В конце концов, в тысяча первый раз перекинув удочку и сказав в тысяча первый раз “ну, последний разок”, — я сдался. Не чуя застывших от холода ног, я смотал удочку и пошевелился.
— Еще увидимся, — сказал я скользнувшей в потоке тени, о которую разбился весь мой день, в который спаслись от моей снасти более сговорчивые хариусы — до них-то я и не добрался. Распаленный неудачей, я не заметил, что чуть не примерз ко дну, и еле поднялся от реки до избушки, дрожа от вдруг накатившего внутреннего холода. Сети на озерце забрасывать было уже поздно — солнце быстро садилось. Да и мне в таком состоянии надо было только заботиться о дровах и костре и горячей похлебке — золотой приманке всякого погибающего неудачника-одиночки.

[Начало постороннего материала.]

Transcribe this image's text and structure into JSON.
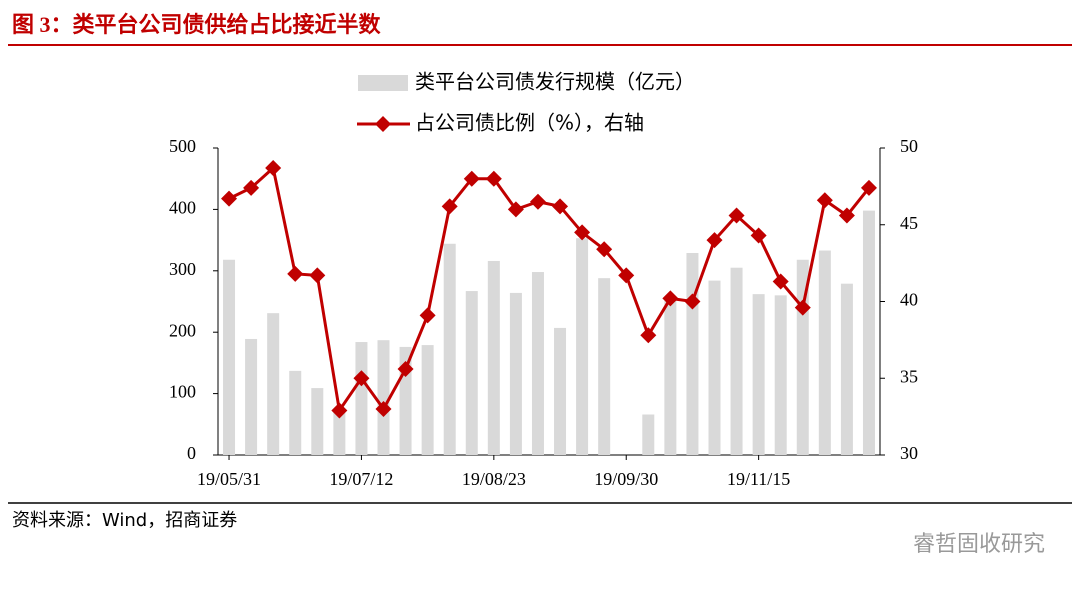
{
  "chart_data": {
    "type": "bar_line",
    "title": "图 3：类平台公司债供给占比接近半数",
    "source": "资料来源：Wind，招商证券",
    "watermark": "睿哲固收研究",
    "categories": [
      "19/05/31",
      null,
      null,
      null,
      null,
      null,
      "19/07/12",
      null,
      null,
      null,
      null,
      null,
      "19/08/23",
      null,
      null,
      null,
      null,
      null,
      "19/09/30",
      null,
      null,
      null,
      null,
      null,
      "19/11/15",
      null,
      null,
      null,
      null,
      null
    ],
    "series": [
      {
        "name": "类平台公司债发行规模（亿元）",
        "type": "bar",
        "color": "#d9d9d9",
        "values": [
          318,
          189,
          231,
          137,
          109,
          75,
          184,
          187,
          176,
          179,
          344,
          267,
          316,
          264,
          298,
          207,
          353,
          288,
          0,
          66,
          255,
          329,
          284,
          305,
          262,
          260,
          318,
          333,
          279,
          398
        ]
      },
      {
        "name": "占公司债比例（%），右轴",
        "type": "line",
        "axis": "y2",
        "color": "#c00000",
        "values": [
          46.7,
          47.4,
          48.7,
          41.8,
          41.7,
          32.9,
          35.0,
          33.0,
          35.6,
          39.1,
          46.2,
          48.0,
          48.0,
          46.0,
          46.5,
          46.2,
          44.5,
          43.4,
          41.7,
          37.8,
          40.2,
          40.0,
          44.0,
          45.6,
          44.3,
          41.3,
          39.6,
          46.6,
          45.6,
          47.4
        ]
      }
    ],
    "ylim": [
      0,
      500
    ],
    "yticks": [
      0,
      100,
      200,
      300,
      400,
      500
    ],
    "y2lim": [
      30,
      50
    ],
    "y2ticks": [
      30,
      35,
      40,
      45,
      50
    ],
    "legend": "top"
  }
}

Я еще проверил на всякий случай избушку — вдруг кто-то оставил дров вдоволь, но под истертыми полатями валялся только ржавый, весь в красных зарубках тупой топор: значит, надо идти в лес и ни о чем больше не мечтать. В лесу было уже совсем сумрачно. Я выбрал толстую сухостоину, торчавшую, как палец, из щели:
— Стоишь? Ждешь?
И ударил неуклюже топором — всегда, пока привыкнешь к чужому топорищу, чужому размаху, нужно время, чтобы преодолеть какое-то тупое, ватное отвращение, как болезнь.